DUPLICATE ERROR COUNTS:

SUPPRESSIONS USED:

ERRORS FOUND:
      1 unique,     1 total unaddressable access(es)
      0 unique,     0 total invalid heap argument(s)
      0 unique,     0 total GDI usage error(s)
      0 unique,     0 total handle leak(s)
      0 unique,     0 total warning(s)
      0 unique,     0 total,      0 byte(s) of leak(s)
      1 unique,     1 total,     79 byte(s) of possible leak(s)
ERRORS IGNORED:
     11 potential error(s) (suspected false positives)
         (details: C:\Users\Gleb\Apps\DrMemory\drmemory\logs\DrMemory-serial_send.exe.12476.000\potential_errors.txt)
      3 potential leak(s) (suspected false positives)
         (details: C:\Users\Gleb\Apps\DrMemory\drmemory\logs\DrMemory-serial_send.exe.12476.000\potential_errors.txt)
     41 unique,    46 total,   7987 byte(s) of still-reachable allocation(s)
         (re-run with "-show_reachable" for details)
Details: C:\Users\Gleb\Apps\DrMemory\drmemory\logs\DrMemory-serial_send.exe.12476.000\results.txt
glebm commented 5 years ago

This is pyserial's blocking read/write implementation:

https://github.com/pyserial/pyserial/blob/a27715f322bb08b1fccffebab776c94df50057e9/serial/serialwin32.py#L262-L338

Is it substantially different from libserialport's one?

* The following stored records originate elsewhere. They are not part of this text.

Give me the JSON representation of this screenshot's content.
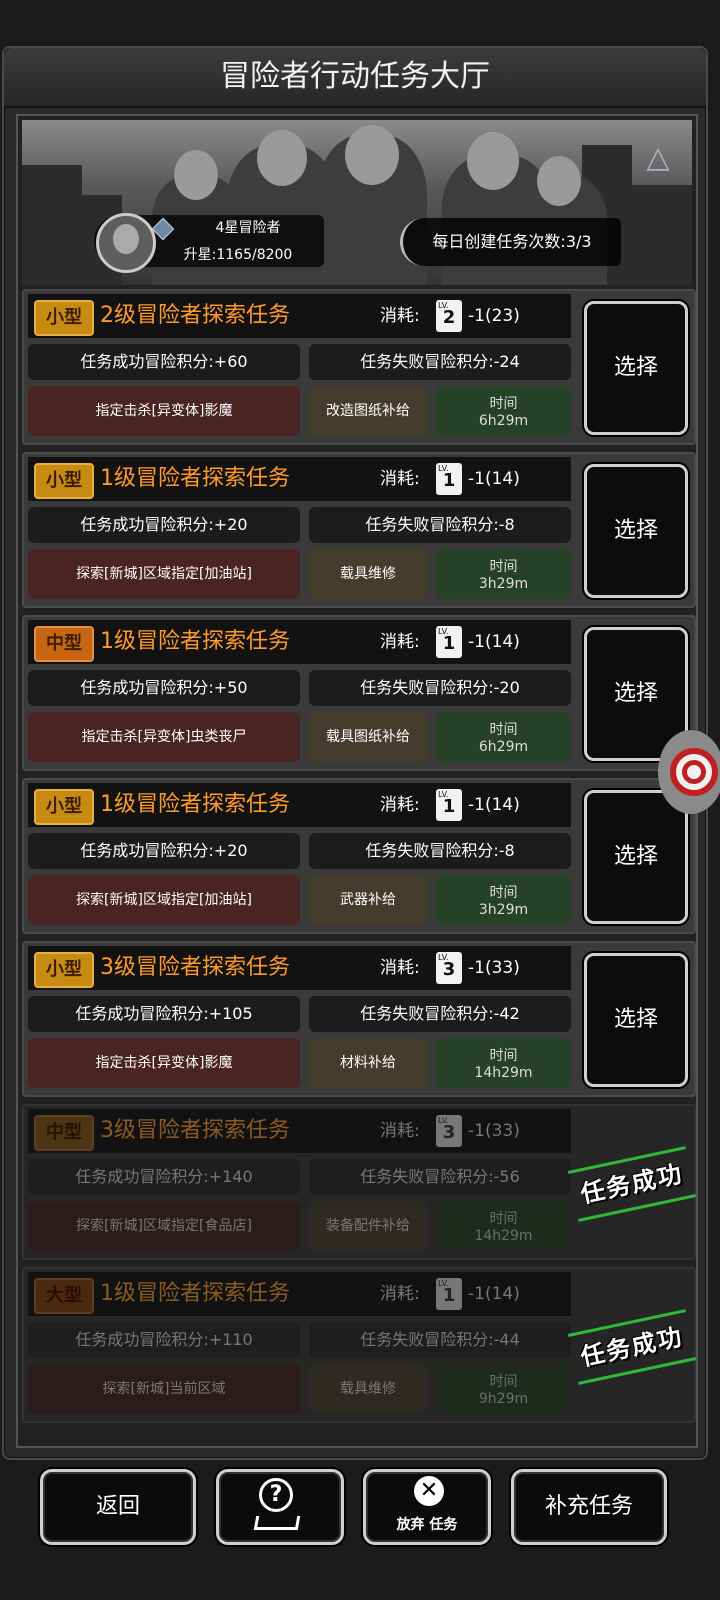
{
  "title": "冒险者行动任务大厅",
  "rank": {
    "title": "4星冒险者",
    "xp": "升星:1165/8200"
  },
  "daily": "每日创建任务次数:3/3",
  "choose_label": "选择",
  "cost_label": "消耗:",
  "stamp_label": "任务成功",
  "tasks": [
    {
      "size": "小型",
      "name": "2级冒险者探索任务",
      "lv": "2",
      "cost": "-1(23)",
      "success": "任务成功冒险积分:+60",
      "fail": "任务失败冒险积分:-24",
      "target": "指定击杀[异变体]影魔",
      "reward": "改造图纸补给",
      "time_label": "时间",
      "time": "6h29m"
    },
    {
      "size": "小型",
      "name": "1级冒险者探索任务",
      "lv": "1",
      "cost": "-1(14)",
      "success": "任务成功冒险积分:+20",
      "fail": "任务失败冒险积分:-8",
      "target": "探索[新城]区域指定[加油站]",
      "reward": "载具维修",
      "time_label": "时间",
      "time": "3h29m"
    },
    {
      "size": "中型",
      "name": "1级冒险者探索任务",
      "lv": "1",
      "cost": "-1(14)",
      "success": "任务成功冒险积分:+50",
      "fail": "任务失败冒险积分:-20",
      "target": "指定击杀[异变体]虫类丧尸",
      "reward": "载具图纸补给",
      "time_label": "时间",
      "time": "6h29m"
    },
    {
      "size": "小型",
      "name": "1级冒险者探索任务",
      "lv": "1",
      "cost": "-1(14)",
      "success": "任务成功冒险积分:+20",
      "fail": "任务失败冒险积分:-8",
      "target": "探索[新城]区域指定[加油站]",
      "reward": "武器补给",
      "time_label": "时间",
      "time": "3h29m"
    },
    {
      "size": "小型",
      "name": "3级冒险者探索任务",
      "lv": "3",
      "cost": "-1(33)",
      "success": "任务成功冒险积分:+105",
      "fail": "任务失败冒险积分:-42",
      "target": "指定击杀[异变体]影魔",
      "reward": "材料补给",
      "time_label": "时间",
      "time": "14h29m"
    },
    {
      "size": "中型",
      "name": "3级冒险者探索任务",
      "lv": "3",
      "cost": "-1(33)",
      "success": "任务成功冒险积分:+140",
      "fail": "任务失败冒险积分:-56",
      "target": "探索[新城]区域指定[食品店]",
      "reward": "装备配件补给",
      "time_label": "时间",
      "time": "14h29m"
    },
    {
      "size": "大型",
      "name": "1级冒险者探索任务",
      "lv": "1",
      "cost": "-1(14)",
      "success": "任务成功冒险积分:+110",
      "fail": "任务失败冒险积分:-44",
      "target": "探索[新城]当前区域",
      "reward": "载具维修",
      "time_label": "时间",
      "time": "9h29m"
    }
  ],
  "buttons": {
    "back": "返回",
    "abandon": "放弃 任务",
    "replenish": "补充任务"
  },
  "colors": {
    "accent_orange": "#ff9a2a",
    "stamp_green": "#2fb93a"
  }
}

glebm commented 5 years ago

The unadressable access is likely unrelated, because the arduino/ fork does not have it, yet still doesn't work

martinling commented 5 years ago

There is a known bug in wc_to_utf8 on Windows which was patched in the arduino fork, see https://sigrok.org/bugzilla/show_bug.cgi?id=1031. But there were some issues with their PR for those fixes (#23) that never got resolved, so the fixes haven't gone in. I expect that's what you're seeing. It would be really good to get that fixed properly!

I can't really see much useful from the call logs since there's no context or expansion of the arguments for each call.

Looking at the pyserial vs libserialport code however, the most obvious difference is that pyserial is calling ClearCommError before every single read. That could well be hiding problems.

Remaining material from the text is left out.